When he returned home, Carlile contacted entomologist Patrick Honan at the Melbourne Zoo about starting a breeding program. After 2 years—“both to overcome the logistics of moving invertebrates as carry-on luggage that people weren’t allowed to open up, as well as dealing with the bureaucracy of wanting to collect what is potentially the rarest invertebrate in the world,” Carlile says—government approval was granted and Carlile returned to Ball’s Pyramid to collect four individuals; two males and two females. One pair went to Honan, while the other went to NSW entomologist Stephen Fellenberg, who had bred other species of phasmids.
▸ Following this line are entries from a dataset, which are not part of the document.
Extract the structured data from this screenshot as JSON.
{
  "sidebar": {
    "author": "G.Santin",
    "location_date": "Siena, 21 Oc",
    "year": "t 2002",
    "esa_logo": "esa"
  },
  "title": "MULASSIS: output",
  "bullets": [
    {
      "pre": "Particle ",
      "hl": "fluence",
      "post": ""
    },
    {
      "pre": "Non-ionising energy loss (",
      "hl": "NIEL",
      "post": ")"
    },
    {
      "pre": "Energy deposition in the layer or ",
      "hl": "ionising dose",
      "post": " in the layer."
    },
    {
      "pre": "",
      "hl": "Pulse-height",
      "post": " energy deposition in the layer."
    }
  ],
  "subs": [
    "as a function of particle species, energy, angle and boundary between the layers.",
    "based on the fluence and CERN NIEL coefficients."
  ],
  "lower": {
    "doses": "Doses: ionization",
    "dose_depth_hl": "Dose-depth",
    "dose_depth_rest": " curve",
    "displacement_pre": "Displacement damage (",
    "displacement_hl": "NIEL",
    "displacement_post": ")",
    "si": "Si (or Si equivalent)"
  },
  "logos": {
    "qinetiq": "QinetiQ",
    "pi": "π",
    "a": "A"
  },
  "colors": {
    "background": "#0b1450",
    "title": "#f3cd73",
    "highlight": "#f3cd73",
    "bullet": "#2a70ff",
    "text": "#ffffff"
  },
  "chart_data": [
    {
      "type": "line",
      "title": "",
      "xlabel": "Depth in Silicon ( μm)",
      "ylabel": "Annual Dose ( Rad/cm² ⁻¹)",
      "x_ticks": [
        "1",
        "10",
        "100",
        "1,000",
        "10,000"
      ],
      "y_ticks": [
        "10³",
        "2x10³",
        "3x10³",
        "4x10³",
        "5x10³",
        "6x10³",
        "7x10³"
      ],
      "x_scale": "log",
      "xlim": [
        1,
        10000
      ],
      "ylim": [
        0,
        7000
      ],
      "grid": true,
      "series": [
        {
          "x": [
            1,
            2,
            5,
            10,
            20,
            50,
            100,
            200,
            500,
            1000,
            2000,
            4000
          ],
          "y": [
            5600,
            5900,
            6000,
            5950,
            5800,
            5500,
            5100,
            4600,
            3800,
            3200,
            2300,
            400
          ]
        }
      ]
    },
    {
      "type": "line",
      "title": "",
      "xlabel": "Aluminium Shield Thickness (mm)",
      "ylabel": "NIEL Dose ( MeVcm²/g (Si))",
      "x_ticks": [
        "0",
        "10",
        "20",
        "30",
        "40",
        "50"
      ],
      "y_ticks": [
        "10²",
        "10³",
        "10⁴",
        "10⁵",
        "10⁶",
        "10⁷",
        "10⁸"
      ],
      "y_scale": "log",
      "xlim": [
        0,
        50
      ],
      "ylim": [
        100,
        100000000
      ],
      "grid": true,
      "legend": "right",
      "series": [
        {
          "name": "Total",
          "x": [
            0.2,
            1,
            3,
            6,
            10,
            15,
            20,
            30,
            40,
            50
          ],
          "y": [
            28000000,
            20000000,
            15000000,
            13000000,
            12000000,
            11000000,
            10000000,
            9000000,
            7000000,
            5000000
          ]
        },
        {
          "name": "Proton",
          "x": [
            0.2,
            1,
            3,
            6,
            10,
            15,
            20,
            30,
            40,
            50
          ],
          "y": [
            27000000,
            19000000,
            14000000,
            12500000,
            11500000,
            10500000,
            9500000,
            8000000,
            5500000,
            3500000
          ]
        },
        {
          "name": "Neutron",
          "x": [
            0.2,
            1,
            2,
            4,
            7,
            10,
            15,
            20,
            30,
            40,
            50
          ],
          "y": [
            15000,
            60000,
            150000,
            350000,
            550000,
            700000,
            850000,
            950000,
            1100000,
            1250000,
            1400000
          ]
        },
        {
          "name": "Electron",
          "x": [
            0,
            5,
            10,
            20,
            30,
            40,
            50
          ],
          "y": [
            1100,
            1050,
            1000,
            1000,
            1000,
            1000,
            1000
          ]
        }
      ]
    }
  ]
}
But starting a breeding program was easier said than done, Honan writes in an e-mail. “We knew almost nothing of their biology, let alone their husbandry.” Determined to make it work, he stayed with the phasmids every night for the first month. “With only one [pair], and little chance of collecting another, we have to make sure [to get it right the] first time,” says Honan, now a manager of live exhibits at the Melbourne Museum. Today, the captive population is thriving with more than 500 individuals, and Honan and his successor at the Zoo, Rohan Cleave, have sent phasmids to other institutions to start their own colonies. In total, there are more than 1,000 adults and 20,000 eggs now in captivity all over the world, Carlile says.
Studying the phasmids has revealed “an enormous amount about a highly unusual species, whose behavior, morphology, ecology, and reproductive strategy is unlike just about anything else,” says Honan. Eventually, Carlile and his colleagues hope to use the captive-bred phasmids to repopulate Lord Howe. “The phasmid was the major consumer of vegetation on the island, and therefore a key component in the ecosystem in terms of turning over nutrients,” Carlile explains.
The Lord Howe phasmid is “a really important case study in terms of rearing and reintroduction,” says Aaron Dossey, an entomology postdoc at the United States Department of Agriculture’s Agricultural Research Service and the founder and owner of All Things Bugs, a company that promotes the use of insects as a human food source. But before the phasmids can be reintroduced, the rodents that drove them off the island in the first place must be eradicated. The project, which is slated to start later this year, will take some $10 million and 3 years to complete.
“This is an enormous task and has been in the planning stages for about 7 years,” Honan says. “It would be one of the biggest and certainly the most complicated eradication project ever.”
Once the rats are gone, Carlile will begin reintroducing the phasmid, as well as a biological control, such as an owl species, to avoid overpopulation by the phasmid. “It’s part of the rebuilding of the ecology of the island,” Carlile says. “You’ve got to deal with a number of components to get the pieces to fall back into place.”